L'exemple de Boston illustre les défis auxquels vous êtes confronté lors de la création d'un nouveau hub de démarrage à ce stade. Si vous allez créer un hub de démarrage en suivant ce chemincomme les pôles existants ont disparu, vous devriez créer une université de recherche de premier ordre dans un endroit si beau que les riches veulent vivre. De cette façon, le lieu sera accueillant pour les deux groupes dont vous avez besoin: fondateurs et investisseurs. C'est cette combinaison qui a conduit à l'émergence de la Silicon Valley. Mais la Silicon Valley n'avait pas de rival dans une autre Silicon Valley. Si vous construisez maintenant un hub de startups en construisant une grande université dans un excellent emplacement, vous constaterez que le moment n'est pas propice pour cela, car bon nombre des meilleures startups qui surgissent dans votre hub se déplaceront facilement vers d'autres.



J'ai récemment trouvé un moyen rapide de créer un hub de startup: payer les startups pour bouger... Lorsque vous avez suffisamment de bonnes startups au même endroit, une réaction en chaîne commence. Les fondateurs s'y installeront sans paiement de votre part, car il y aura des gens qui leur seront proches dans l'esprit, et des investisseurs apparaîtront également, car là-bas, il sera possible de conclure des transactions rentables.

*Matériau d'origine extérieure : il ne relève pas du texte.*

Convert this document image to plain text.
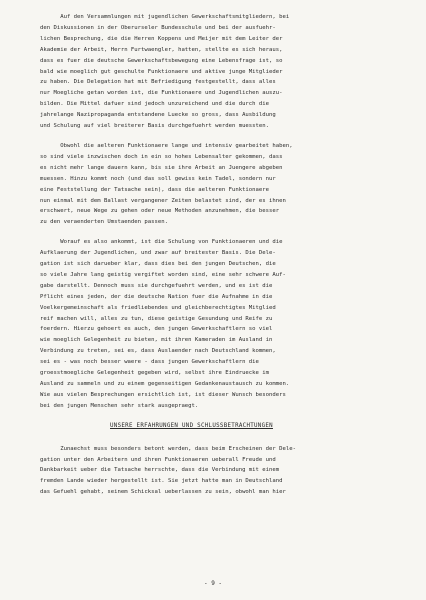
Auf den Versammlungen mit jugendlichen Gewerkschaftsmitgliedern, bei
den Diskussionen in der Oberurseler Bundesschule und bei der ausfuehr-
lichen Besprechung, die die Herren Koppens und Meijer mit dem Leiter der
Akademie der Arbeit, Herrn Furtwaengler, hatten, stellte es sich heraus,
dass es fuer die deutsche Gewerkschaftsbewegung eine Lebensfrage ist, so
bald wie moeglich gut geschulte Funktionaere und aktive junge Mitglieder
zu haben. Die Delegation hat mit Befriedigung festgestellt, dass alles
nur Moegliche getan worden ist, die Funktionaere und Jugendlichen auszu-
bilden. Die Mittel dafuer sind jedoch unzureichend und die durch die
jahrelange Nazipropaganda entstandene Luecke so gross, dass Ausbildung
und Schulung auf viel breiterer Basis durchgefuehrt werden muessten.
Obwohl die aelteren Funktionaere lange und intensiv gearbeitet haben,
so sind viele inzwischen doch in ein so hohes Lebensalter gekommen, dass
es nicht mehr lange dauern kann, bis sie ihre Arbeit an Juengere abgeben
muessen. Hinzu kommt noch (und das soll gewiss kein Tadel, sondern nur
eine Feststellung der Tatsache sein), dass die aelteren Funktionaere
nun einmal mit dem Ballast vergangener Zeiten belastet sind, der es ihnen
erschwert, neue Wege zu gehen oder neue Methoden anzunehmen, die besser
zu den veraenderten Umstaenden passen.
Worauf es also ankommt, ist die Schulung von Funktionaeren und die
Aufklaerung der Jugendlichen, und zwar auf breitester Basis. Die Dele-
gation ist sich darueber klar, dass dies bei den jungen Deutschen, die
so viele Jahre lang geistig vergiftet worden sind, eine sehr schwere Auf-
gabe darstellt. Dennoch muss sie durchgefuehrt werden, und es ist die
Pflicht eines jeden, der die deutsche Nation fuer die Aufnahme in die
Voelkergemeinschaft als friedliebendes und gleichberechtigtes Mitglied
reif machen will, alles zu tun, diese geistige Gesundung und Reife zu
foerdern. Hierzu gehoert es auch, den jungen Gewerkschaftlern so viel
wie moeglich Gelegenheit zu bieten, mit ihren Kameraden im Ausland in
Verbindung zu treten, sei es, dass Auslaender nach Deutschland kommen,
sei es - was noch besser waere - dass jungen Gewerkschaftlern die
groesstmoegliche Gelegenheit gegeben wird, selbst ihre Eindruecke im
Ausland zu sammeln und zu einem gegenseitigen Gedankenaustausch zu kommen.
Wie aus vielen Besprechungen ersichtlich ist, ist dieser Wunsch besonders
bei den jungen Menschen sehr stark ausgepraegt.
UNSERE ERFAHRUNGEN UND SCHLUSSBETRACHTUNGEN
Zunaechst muss besonders betont werden, dass beim Erscheinen der Dele-
gation unter den Arbeitern und ihren Funktionaeren ueberall Freude und
Dankbarkeit ueber die Tatsache herrschte, dass die Verbindung mit einem
fremden Lande wieder hergestellt ist. Sie jetzt hatte man in Deutschland
das Gefuehl gehabt, seinem Schicksal ueberlassen zu sein, obwohl man hier
- 9 -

Je doute qu'un État ait suffisamment d'œufs pour décider de créer un hub de démarrage ou les cerveaux pour le faire correctement. Mon essai n'est pas un guide d'action, mais une étude sur ce qu'il faut pour façonner consciemment les hubs de startups.

Le scénario le plus probable pour d'autres événements est le suivant: (1) aucun état ne sera en mesure de créer un hub de démarrage, et (2) la diffusion de la culture de démarrage sera déterminée par des facteurs aléatoires, comme cela s'est produit jusqu'à présent, mais (3) ces facteurs seront de plus en plus influencés par hubs de démarrage existants. En bout de ligne: s'il s'agit d'une révolution, elle sera localisée.



Merci à Patrick Collison, Jessica Livingston et Fred Wilson d'avoir lu les modèles de cet essai.



Remarques



[1] Il existe deux types de startups radicalement différents: le premier sont ceux qui se développent naturellement, et le second est ceux qui naissent de la commercialisation d'idées scientifiques. La plupart des startups informatiques et logicielles appartiennent aux premières et la plupart des produits pharmaceutiques appartiennent aux seconds. Dans mon essai, je parle du premier type de startups. Il n'y a pas de difficultés avec la diffusion des startups du second type; commercialiser de nouvelles idées proposées par les chercheurs est aussi simple que de construire un nouvel aéroport. Les startups de type 2 ne nécessitent pas et ne créent pas de culture de démarrage. Cela signifie qu'un démarrage de type 2 ne deviendra jamais un démarrage de type 1. Par exemple, à Philadelphie, il existe de nombreuses startups du second type et pratiquement pas de premier type.



À propos, Google aurait pu apparaître comme une startup du deuxième type, mais cela ne s'est pas produit. Google n'a pas commercialisé les classements de pages Internet. D'autres algorithmes auraient pu être utilisés, et le résultat serait toujours le même. Google est devenu Google parce qu'il s'est concentré sur la bonne recherche à un moment critique du développement d'Internet.



[2] La machine à vapeur existait avant Watt. Sa contribution est qu'il l'a rendu beaucoup plus efficace: il a inventé une chambre de condensation isolée. Cela semble nuire à son rôle. Mais il a abordé le problème sous un angle inattendu et l'a abordé avec une telle énergie qu'il a littéralement tout changé. Il serait probablement plus exact de dire que Watt a réinventé la machine à vapeur.



[3] Le plus grand contre-exemple est Skype. Si ce que vous faites est interdit aux États-Unis, cela se développera ailleurs. Alors Kazaa a succédé à Napster. Et l'expérience et les relations que les fondateurs ont acquises en travaillant sur Kazaa ont contribué au succès de Skype.